L’Homo politicus, tel que nous le connaissons dans les pays démocratiques du 20e siècle, est une espèce plutôt rare dans les pages de la Bible. La démocratie n’y est pas connue : celle d’Athènes, née au 5e siècle av. J.-C., était bien limitée ; seule une minorité de la population avait le droit de voter.
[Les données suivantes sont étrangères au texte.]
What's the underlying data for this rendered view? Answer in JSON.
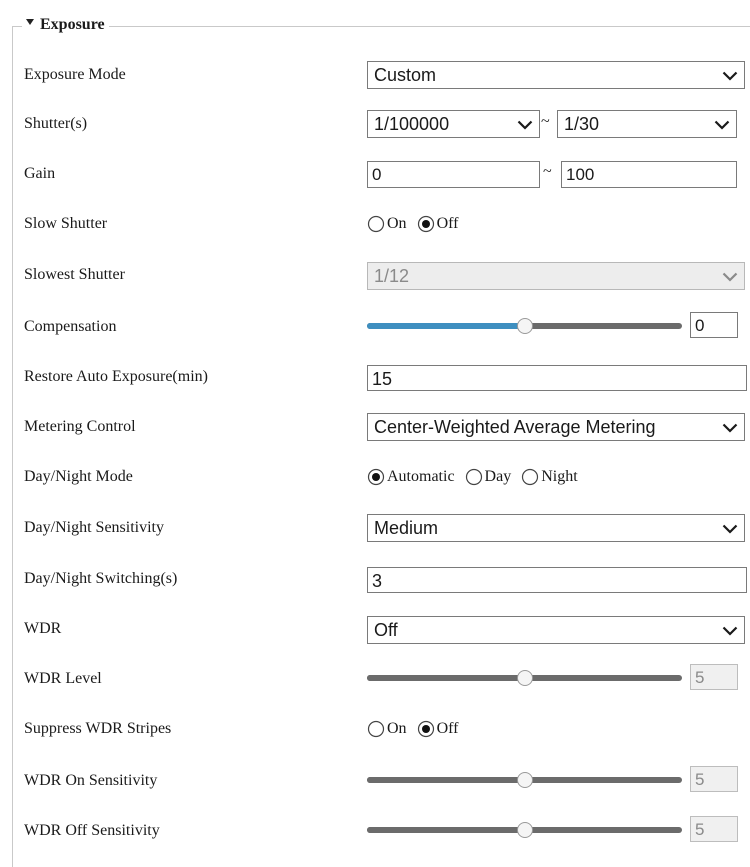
{
  "section": {
    "title": "Exposure"
  },
  "exposure_mode": {
    "label": "Exposure Mode",
    "value": "Custom"
  },
  "shutter": {
    "label": "Shutter(s)",
    "min": "1/100000",
    "separator": "~",
    "max": "1/30"
  },
  "gain": {
    "label": "Gain",
    "min": "0",
    "separator": "~",
    "max": "100"
  },
  "slow_shutter": {
    "label": "Slow Shutter",
    "options": [
      "On",
      "Off"
    ],
    "selected": "Off"
  },
  "slowest_shutter": {
    "label": "Slowest Shutter",
    "value": "1/12",
    "disabled": true
  },
  "compensation": {
    "label": "Compensation",
    "value": "0",
    "level": 0.5
  },
  "restore_auto_exposure": {
    "label": "Restore Auto Exposure(min)",
    "value": "15"
  },
  "metering_control": {
    "label": "Metering Control",
    "value": "Center-Weighted Average Metering"
  },
  "day_night_mode": {
    "label": "Day/Night Mode",
    "options": [
      "Automatic",
      "Day",
      "Night"
    ],
    "selected": "Automatic"
  },
  "day_night_sensitivity": {
    "label": "Day/Night Sensitivity",
    "value": "Medium"
  },
  "day_night_switching": {
    "label": "Day/Night Switching(s)",
    "value": "3"
  },
  "wdr": {
    "label": "WDR",
    "value": "Off"
  },
  "wdr_level": {
    "label": "WDR Level",
    "value": "5",
    "level": 0.5
  },
  "suppress_wdr_stripes": {
    "label": "Suppress WDR Stripes",
    "options": [
      "On",
      "Off"
    ],
    "selected": "Off"
  },
  "wdr_on_sensitivity": {
    "label": "WDR On Sensitivity",
    "value": "5",
    "level": 0.5
  },
  "wdr_off_sensitivity": {
    "label": "WDR Off Sensitivity",
    "value": "5",
    "level": 0.5
  },
  "colors": {
    "slider_fill": "#3e8fc0",
    "slider_track": "#6b6b6b"
  }
}
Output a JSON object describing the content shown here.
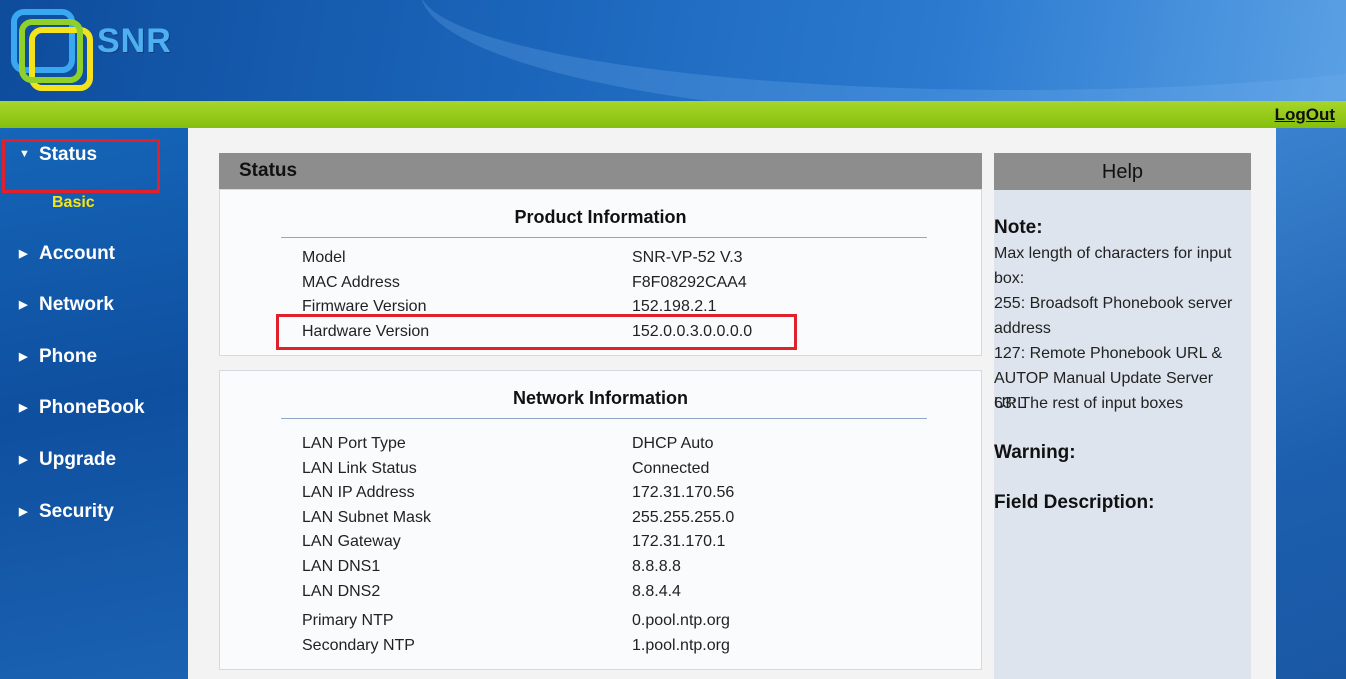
{
  "brand": {
    "logo_text": "SNR"
  },
  "topbar": {
    "logout_label": "LogOut"
  },
  "sidebar": {
    "items": [
      {
        "label": "Status"
      },
      {
        "label": "Account"
      },
      {
        "label": "Network"
      },
      {
        "label": "Phone"
      },
      {
        "label": "PhoneBook"
      },
      {
        "label": "Upgrade"
      },
      {
        "label": "Security"
      }
    ],
    "sub_item": "Basic"
  },
  "status_panel": {
    "title": "Status",
    "product": {
      "title": "Product Information",
      "rows": [
        {
          "key": "Model",
          "value": "SNR-VP-52 V.3"
        },
        {
          "key": "MAC Address",
          "value": "F8F08292CAA4"
        },
        {
          "key": "Firmware Version",
          "value": "152.198.2.1"
        },
        {
          "key": "Hardware Version",
          "value": "152.0.0.3.0.0.0.0"
        }
      ]
    },
    "network": {
      "title": "Network Information",
      "rows": [
        {
          "key": "LAN Port Type",
          "value": "DHCP Auto"
        },
        {
          "key": "LAN Link Status",
          "value": "Connected"
        },
        {
          "key": "LAN IP Address",
          "value": "172.31.170.56"
        },
        {
          "key": "LAN Subnet Mask",
          "value": "255.255.255.0"
        },
        {
          "key": "LAN Gateway",
          "value": "172.31.170.1"
        },
        {
          "key": "LAN DNS1",
          "value": "8.8.8.8"
        },
        {
          "key": "LAN DNS2",
          "value": "8.8.4.4"
        },
        {
          "key": "Primary NTP",
          "value": "0.pool.ntp.org"
        },
        {
          "key": "Secondary NTP",
          "value": "1.pool.ntp.org"
        }
      ]
    }
  },
  "help_panel": {
    "title": "Help",
    "note_heading": "Note:",
    "note_lines": [
      "Max length of characters for input",
      "box:",
      "255: Broadsoft Phonebook server",
      "address",
      "127: Remote Phonebook URL &",
      "AUTOP Manual Update Server URL",
      "63: The rest of input boxes"
    ],
    "warning_heading": "Warning:",
    "field_heading": "Field Description:"
  },
  "colors": {
    "header_blue": "#1b66bb",
    "green_bar": "#86bf0c",
    "highlight_red": "#e0202a",
    "sub_item_yellow": "#f5e51a"
  }
}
Dans l’empire romain de l’époque du N.T., la voix du peuple ne comptait pas beaucoup, encore moins dans les provinces occupées telles que la Judée.

 

 Les régimes politiques que nous rencontrons au fil des récits bibliques étaient tous d’un type que nous appellerions « totalitaire ». On était roi, soit de façon héréditaire (p. ex. la dynastie des rois de Juda), soit par l’intrigue et la force des armes, comme c’était souvent le cas dans le royaume d’Israël après le schisme. Le pouvoir et l’influence dans le royaume dépendaient du bon vouloir du souverain, et celui-là ne les confiait pas toujours aux plus capables, loin s’en faut ! Même si on possédait les qualités nécessaires, il fallait encore que ces qualités soient portées à la connaissance du souverain et que celui-ci veuille bien s’en servir pour le bien de son royaume.

 

 

La Bible parle malgré tout de quelques hommes et femmes qui ont pu accéder à des positions élevées où ils ont exercé une influence bienfaisante et parfois modifié le cours de l’histoire pour la gloire de Dieu. Parmi ces personnages figurent Joseph, Néhémie, Esther, Mardochée, Daniel, qui ont tous vécu à l’étranger, sous des régimes qui n’étaient pas du tout soumis à l’autorité de la parole de Dieu comme devaient l’être les royaumes d’Israël et de Juda. Réfléchissons brièvement à ce que fut la carrière de Daniel telle que nous la décrit le livre du même nom.

 

La longévité de sa carrière politique est étonnante : déporté de Juda en 606 av. J.-C. et promu rapidement à un poste de responsabilité par le roi Neboukadnetsar (Dan 2.1), Daniel exerce encore d’importantes fonctions publiques près de 70 ans plus tard, après l’accession au trône du roi Darius en 539. Daniel a donc servi l’Etat sous trois régimes successifs (ceux de Neboukadnetsar, de Nabonide et de son régent Belchatsar, et finalement de Darius).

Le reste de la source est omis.